Experts suggest bringing in an insect that feeds off the plant
Under The Wildlife and Countryside Act 1981, it is illegal to plant or promote the growth of the plant and landowners must have it removed by specialists if it is found.


However, it is so widespread that experts say it is highly unlikely it will be eradicated completely.
But Dr Spencer said more can still be done.
"This plant is not only a danger to people but it's also a very aggressive plant competitor that's wreaking havoc to our plant life," he said.
"The most sensible control measure which is cost effective is investigating bio-control. This is where you find an insect or other organism that is a predator of giant hogweed then introduce it to the wild.
"This has been done with other non-native invasive species like Japanese Knotweed and is beginning to show positive signs."
Gardener Dean Simmons also ended up in hospital after his leg brushed against a plant in Bridgwater.
"I was in agony, so I dread to think how painful this is for all the kids getting injured by it. It's been weeks but I'm still very sore. Something needs to be done to stop this happening to others," he said.
Many of the incidents in recent weeks have occurred in or around public parks.

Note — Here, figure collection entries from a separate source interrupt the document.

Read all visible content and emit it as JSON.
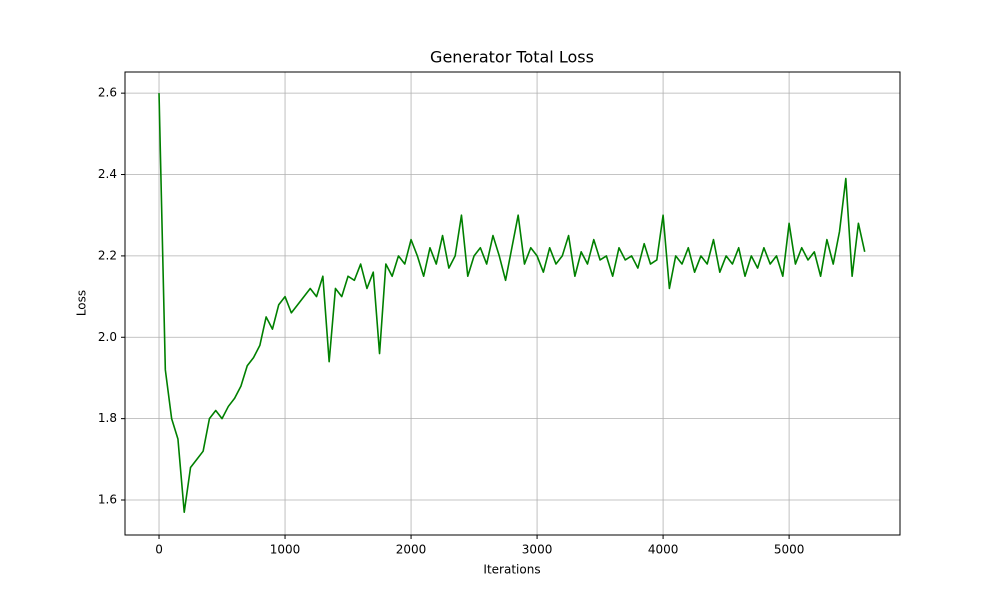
{
  "chart_data": {
    "type": "line",
    "title": "Generator Total Loss",
    "xlabel": "Iterations",
    "ylabel": "Loss",
    "x": [
      0,
      50,
      100,
      150,
      200,
      250,
      300,
      350,
      400,
      450,
      500,
      550,
      600,
      650,
      700,
      750,
      800,
      850,
      900,
      950,
      1000,
      1050,
      1100,
      1150,
      1200,
      1250,
      1300,
      1350,
      1400,
      1450,
      1500,
      1550,
      1600,
      1650,
      1700,
      1750,
      1800,
      1850,
      1900,
      1950,
      2000,
      2050,
      2100,
      2150,
      2200,
      2250,
      2300,
      2350,
      2400,
      2450,
      2500,
      2550,
      2600,
      2650,
      2700,
      2750,
      2800,
      2850,
      2900,
      2950,
      3000,
      3050,
      3100,
      3150,
      3200,
      3250,
      3300,
      3350,
      3400,
      3450,
      3500,
      3550,
      3600,
      3650,
      3700,
      3750,
      3800,
      3850,
      3900,
      3950,
      4000,
      4050,
      4100,
      4150,
      4200,
      4250,
      4300,
      4350,
      4400,
      4450,
      4500,
      4550,
      4600,
      4650,
      4700,
      4750,
      4800,
      4850,
      4900,
      4950,
      5000,
      5050,
      5100,
      5150,
      5200,
      5250,
      5300,
      5350,
      5400,
      5450,
      5500,
      5550,
      5600
    ],
    "series": [
      {
        "name": "Generator Total Loss",
        "color": "#008000",
        "values": [
          2.6,
          1.92,
          1.8,
          1.75,
          1.57,
          1.68,
          1.7,
          1.72,
          1.8,
          1.82,
          1.8,
          1.83,
          1.85,
          1.88,
          1.93,
          1.95,
          1.98,
          2.05,
          2.02,
          2.08,
          2.1,
          2.06,
          2.08,
          2.1,
          2.12,
          2.1,
          2.15,
          1.94,
          2.12,
          2.1,
          2.15,
          2.14,
          2.18,
          2.12,
          2.16,
          1.96,
          2.18,
          2.15,
          2.2,
          2.18,
          2.24,
          2.2,
          2.15,
          2.22,
          2.18,
          2.25,
          2.17,
          2.2,
          2.3,
          2.15,
          2.2,
          2.22,
          2.18,
          2.25,
          2.2,
          2.14,
          2.22,
          2.3,
          2.18,
          2.22,
          2.2,
          2.16,
          2.22,
          2.18,
          2.2,
          2.25,
          2.15,
          2.21,
          2.18,
          2.24,
          2.19,
          2.2,
          2.15,
          2.22,
          2.19,
          2.2,
          2.17,
          2.23,
          2.18,
          2.19,
          2.3,
          2.12,
          2.2,
          2.18,
          2.22,
          2.16,
          2.2,
          2.18,
          2.24,
          2.16,
          2.2,
          2.18,
          2.22,
          2.15,
          2.2,
          2.17,
          2.22,
          2.18,
          2.2,
          2.15,
          2.28,
          2.18,
          2.22,
          2.19,
          2.21,
          2.15,
          2.24,
          2.18,
          2.26,
          2.39,
          2.15,
          2.28,
          2.21
        ]
      }
    ],
    "xlim": [
      -270,
      5880
    ],
    "ylim": [
      1.514,
      2.652
    ],
    "xticks": [
      0,
      1000,
      2000,
      3000,
      4000,
      5000
    ],
    "yticks": [
      1.6,
      1.8,
      {
        "value": 2,
        "label": "2.0"
      },
      2.2,
      2.4,
      2.6
    ],
    "grid": true
  }
}
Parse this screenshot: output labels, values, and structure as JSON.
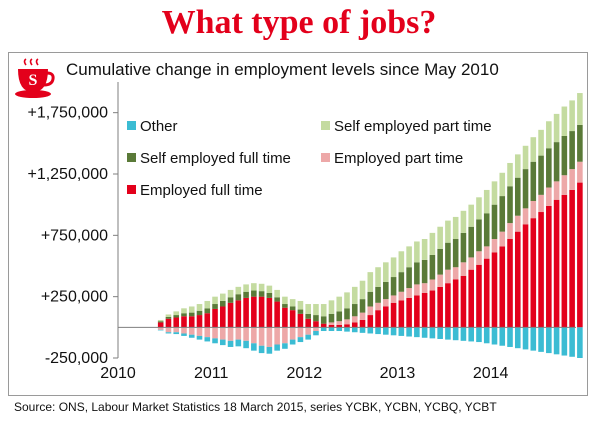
{
  "header": {
    "title": "What type of jobs?",
    "subtitle": "Cumulative change in employment levels since May 2010",
    "source": "Source: ONS, Labour Market Statistics 18 March 2015, series YCBK, YCBN, YCBQ, YCBT",
    "logo_icon": "red-coffee-cup-icon",
    "logo_letter": "S"
  },
  "colors": {
    "title": "#e3001b",
    "employed_full_time": "#e3001b",
    "employed_part_time": "#eda8a8",
    "self_employed_full_time": "#5a7a38",
    "self_employed_part_time": "#c4dba0",
    "other": "#3bbcd3"
  },
  "chart_data": {
    "type": "bar",
    "stacked": true,
    "title": "Cumulative change in employment levels since May 2010",
    "xlabel": "",
    "ylabel": "",
    "ylim": [
      -250000,
      2000000
    ],
    "y_ticks": [
      -250000,
      250000,
      750000,
      1250000,
      1750000
    ],
    "y_tick_labels": [
      "-250,000",
      "+250,000",
      "+750,000",
      "+1,250,000",
      "+1,750,000"
    ],
    "x_tick_labels": [
      "2010",
      "2011",
      "2012",
      "2013",
      "2014"
    ],
    "x_tick_positions": [
      0,
      12,
      24,
      36,
      48
    ],
    "x_range": [
      0,
      59
    ],
    "x_first_bar": 5,
    "legend_position": "top (two columns inside plot)",
    "grid": false,
    "series": [
      {
        "name": "Employed full time",
        "color": "#e3001b",
        "values": [
          40000,
          70000,
          80000,
          90000,
          90000,
          100000,
          115000,
          150000,
          170000,
          200000,
          220000,
          240000,
          250000,
          250000,
          240000,
          210000,
          160000,
          140000,
          110000,
          70000,
          50000,
          30000,
          20000,
          20000,
          25000,
          40000,
          60000,
          100000,
          140000,
          170000,
          200000,
          220000,
          240000,
          260000,
          280000,
          300000,
          330000,
          360000,
          390000,
          420000,
          470000,
          510000,
          560000,
          610000,
          660000,
          720000,
          780000,
          840000,
          890000,
          940000,
          990000,
          1040000,
          1080000,
          1120000,
          1180000
        ]
      },
      {
        "name": "Employed part time",
        "color": "#eda8a8",
        "values": [
          -20000,
          -40000,
          -40000,
          -50000,
          -60000,
          -70000,
          -80000,
          -90000,
          -100000,
          -110000,
          -100000,
          -110000,
          -130000,
          -150000,
          -160000,
          -140000,
          -130000,
          -100000,
          -80000,
          -60000,
          -30000,
          0,
          20000,
          30000,
          40000,
          50000,
          60000,
          70000,
          60000,
          60000,
          60000,
          70000,
          80000,
          90000,
          80000,
          90000,
          100000,
          110000,
          100000,
          110000,
          100000,
          110000,
          100000,
          110000,
          120000,
          130000,
          130000,
          130000,
          140000,
          140000,
          150000,
          150000,
          160000,
          170000,
          170000
        ]
      },
      {
        "name": "Self employed full time",
        "color": "#5a7a38",
        "values": [
          10000,
          15000,
          20000,
          25000,
          30000,
          35000,
          40000,
          40000,
          45000,
          45000,
          50000,
          50000,
          50000,
          45000,
          40000,
          35000,
          30000,
          30000,
          35000,
          40000,
          50000,
          60000,
          70000,
          80000,
          90000,
          100000,
          110000,
          120000,
          130000,
          140000,
          150000,
          160000,
          170000,
          180000,
          190000,
          200000,
          210000,
          220000,
          230000,
          240000,
          250000,
          260000,
          270000,
          280000,
          290000,
          300000,
          310000,
          320000,
          320000,
          320000,
          320000,
          320000,
          320000,
          310000,
          300000
        ]
      },
      {
        "name": "Self employed part time",
        "color": "#c4dba0",
        "values": [
          10000,
          20000,
          30000,
          40000,
          50000,
          55000,
          60000,
          60000,
          60000,
          60000,
          60000,
          60000,
          60000,
          60000,
          60000,
          60000,
          60000,
          60000,
          70000,
          80000,
          90000,
          100000,
          110000,
          120000,
          130000,
          140000,
          150000,
          160000,
          160000,
          160000,
          160000,
          170000,
          170000,
          170000,
          170000,
          180000,
          180000,
          180000,
          180000,
          180000,
          180000,
          180000,
          190000,
          190000,
          190000,
          190000,
          190000,
          190000,
          200000,
          210000,
          220000,
          230000,
          240000,
          250000,
          260000
        ]
      },
      {
        "name": "Other",
        "color": "#3bbcd3",
        "values": [
          -5000,
          -10000,
          -15000,
          -20000,
          -25000,
          -30000,
          -35000,
          -40000,
          -45000,
          -50000,
          -55000,
          -60000,
          -60000,
          -60000,
          -55000,
          -50000,
          -45000,
          -40000,
          -40000,
          -40000,
          -35000,
          -30000,
          -30000,
          -30000,
          -35000,
          -40000,
          -45000,
          -50000,
          -55000,
          -60000,
          -65000,
          -70000,
          -75000,
          -80000,
          -85000,
          -90000,
          -95000,
          -100000,
          -105000,
          -110000,
          -115000,
          -120000,
          -130000,
          -140000,
          -150000,
          -160000,
          -170000,
          -180000,
          -190000,
          -200000,
          -210000,
          -220000,
          -230000,
          -240000,
          -250000
        ]
      }
    ]
  }
}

The Local Government Association told Sky News: "Councils take the maintenance and management of their parks and public spaces extremely seriously, and treat the safety and wellbeing of visitors and users as the highest priority.
"Council staff are alert to the potential harm hogweed can cause and will destroy it whenever it is found."
Dr Spencer said a public awareness campaign needs to be put into place to warn people not to touch the plant.


"This thing is a huge plant and we should be telling people to stay away from it. There was no need for these people to have life-altering injuries. We need to educate people," he said.
If you do come into contact with the plant, experts advise covering up the area of skin immediately to prevent sunlight reaching it -  that is what sets off a reaction on the skin - then wash the area thoroughly.